Yesterday, I spent about twelve hours at my 15th college reunion. I had gone with my friend, Cheryl, without whose influence, I would never have gone. I was glad I went, although I admit I've never been enthusiastic about giving money to Wesleyan, with which I was pretty disgusted by the time I left. For four years there, I was involved with various fights with the board of trustees over South African investments, core curricula proposals, and affirmative action policies. My favorite professors, Henry Abelove, Michael Harris, and Jerry Watts were all mistreated by the institution in various ways, (Harris and Watts were both denied tenure).

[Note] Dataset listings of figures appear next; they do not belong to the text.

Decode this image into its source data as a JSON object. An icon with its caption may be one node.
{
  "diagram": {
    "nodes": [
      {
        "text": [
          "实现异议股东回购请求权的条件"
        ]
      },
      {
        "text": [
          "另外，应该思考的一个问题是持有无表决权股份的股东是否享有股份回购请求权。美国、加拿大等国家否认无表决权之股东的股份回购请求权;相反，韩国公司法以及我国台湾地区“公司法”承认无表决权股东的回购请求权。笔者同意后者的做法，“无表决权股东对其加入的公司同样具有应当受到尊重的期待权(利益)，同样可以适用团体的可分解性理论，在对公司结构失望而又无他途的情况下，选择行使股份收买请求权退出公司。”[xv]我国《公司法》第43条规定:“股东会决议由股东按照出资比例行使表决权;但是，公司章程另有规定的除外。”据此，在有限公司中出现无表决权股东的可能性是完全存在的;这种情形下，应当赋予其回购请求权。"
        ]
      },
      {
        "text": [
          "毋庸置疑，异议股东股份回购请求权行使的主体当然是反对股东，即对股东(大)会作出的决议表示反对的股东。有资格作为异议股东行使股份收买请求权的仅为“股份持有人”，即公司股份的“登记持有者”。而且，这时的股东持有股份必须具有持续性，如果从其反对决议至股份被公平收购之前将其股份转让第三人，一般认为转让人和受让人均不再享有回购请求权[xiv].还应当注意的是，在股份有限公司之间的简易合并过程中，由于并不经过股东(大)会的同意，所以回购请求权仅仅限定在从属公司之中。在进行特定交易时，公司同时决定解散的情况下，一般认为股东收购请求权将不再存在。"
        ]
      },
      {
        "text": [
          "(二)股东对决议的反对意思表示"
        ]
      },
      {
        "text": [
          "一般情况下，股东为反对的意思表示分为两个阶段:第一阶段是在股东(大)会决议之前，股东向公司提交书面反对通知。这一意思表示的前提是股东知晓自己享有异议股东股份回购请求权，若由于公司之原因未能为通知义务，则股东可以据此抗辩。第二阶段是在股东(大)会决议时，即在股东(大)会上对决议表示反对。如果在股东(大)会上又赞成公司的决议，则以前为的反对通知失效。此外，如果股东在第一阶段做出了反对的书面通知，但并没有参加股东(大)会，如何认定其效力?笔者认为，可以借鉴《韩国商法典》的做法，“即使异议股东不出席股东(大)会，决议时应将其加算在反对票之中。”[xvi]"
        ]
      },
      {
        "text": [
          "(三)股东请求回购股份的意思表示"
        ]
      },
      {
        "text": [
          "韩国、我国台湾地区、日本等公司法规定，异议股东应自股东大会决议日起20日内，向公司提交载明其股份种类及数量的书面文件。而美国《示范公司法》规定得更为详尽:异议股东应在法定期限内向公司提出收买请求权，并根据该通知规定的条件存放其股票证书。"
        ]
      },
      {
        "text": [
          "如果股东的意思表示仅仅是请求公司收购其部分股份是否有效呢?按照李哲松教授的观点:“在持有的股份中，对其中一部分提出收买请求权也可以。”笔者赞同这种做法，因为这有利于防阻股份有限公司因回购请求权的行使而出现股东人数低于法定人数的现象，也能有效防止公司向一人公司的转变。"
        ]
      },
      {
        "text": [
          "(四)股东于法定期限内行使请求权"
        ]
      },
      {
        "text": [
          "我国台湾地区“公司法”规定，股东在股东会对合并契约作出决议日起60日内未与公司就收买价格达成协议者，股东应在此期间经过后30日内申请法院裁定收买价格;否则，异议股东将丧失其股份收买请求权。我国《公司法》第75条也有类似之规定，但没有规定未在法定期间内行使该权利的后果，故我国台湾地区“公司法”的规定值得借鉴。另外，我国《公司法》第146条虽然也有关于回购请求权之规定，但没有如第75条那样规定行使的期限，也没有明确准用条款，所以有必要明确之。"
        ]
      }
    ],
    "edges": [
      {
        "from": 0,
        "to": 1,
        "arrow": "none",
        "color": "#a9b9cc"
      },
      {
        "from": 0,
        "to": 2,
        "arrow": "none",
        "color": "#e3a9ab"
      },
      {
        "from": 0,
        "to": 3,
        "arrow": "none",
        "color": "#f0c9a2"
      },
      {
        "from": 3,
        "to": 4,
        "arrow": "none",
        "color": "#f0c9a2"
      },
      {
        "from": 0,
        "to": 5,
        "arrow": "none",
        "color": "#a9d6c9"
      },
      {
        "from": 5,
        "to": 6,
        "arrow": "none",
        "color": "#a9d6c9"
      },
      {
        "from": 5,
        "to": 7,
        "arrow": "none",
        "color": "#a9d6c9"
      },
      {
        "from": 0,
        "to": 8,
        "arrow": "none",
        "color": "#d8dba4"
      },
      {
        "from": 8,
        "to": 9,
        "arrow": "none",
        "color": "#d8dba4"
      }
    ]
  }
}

The other reason for my particular experience of Wesleyan had something to do with a basic class antagonism to the super-wealthy people I met there who seemed to spend most of their time high; there was a whole contingent in my dorm who spent most of their days smoking pot and playing backgammon, just until time for the exams that they invariably aced. Year after year, I met interesting people who were doing cool things (they were the ones who came to the reunion, obviously) but at the time, in my jaundiced view of everything, the priviledged neer-do-wells were at the center.
Oh, and then there was that whole disastrousfire-bombing and murder of one my once-friends, an entirely different kind of privileged ne-er do well.
So, I made the resolution upon leaving was never to have anything to do with a private college again because I saw Wesleyan's function as being a training ground for the ruling-class, one of whose primary lessons was about how to fuck up and not face the consequences. I must not have changed entirely, because one of the spots I was most nostalgic to return to was Eclectic, the "co-ed literary society" where I spent many weekends drinking beers and feeling miserable and excluded.
Oh, wasted youth!
(and yes, there were great people at Eclectic too, but I was too miserable when I was eighteen to appreciate them).
Of course, I gained a lot at Wesleyan. I often think back to things I learned there when I'm teaching now, and I think about how unfair it is that most of my students will never experience anything like it. The academic experience of Wesleyan, with those small classes, that amazing library, those bright, bright students, and dedicated professors - those were the things I still appreciate about the place, which combines the aesthetics of the palatial, the funky, and the idyllic in a way that's hard to explain. That aspect of Wesleyan was reflected most in the "Wes Seminar" on contemporary public education that I went to yesterday afternoon. So, yes, I really should give money to the school just to fund scholarships for kids from inner-city highschools. I found out that Michelle Pierce, who I'd never met at Wesleyan, as far as I can remember anyway, is doing amazing things in the Bronx. The discussion she facilitated during her seminar had all the hallmarks of those great classes I took there, and it was the best way to reconnect with the university.
The class dinner was also nice. Fifteen years later, it did seem like most of us had grown up.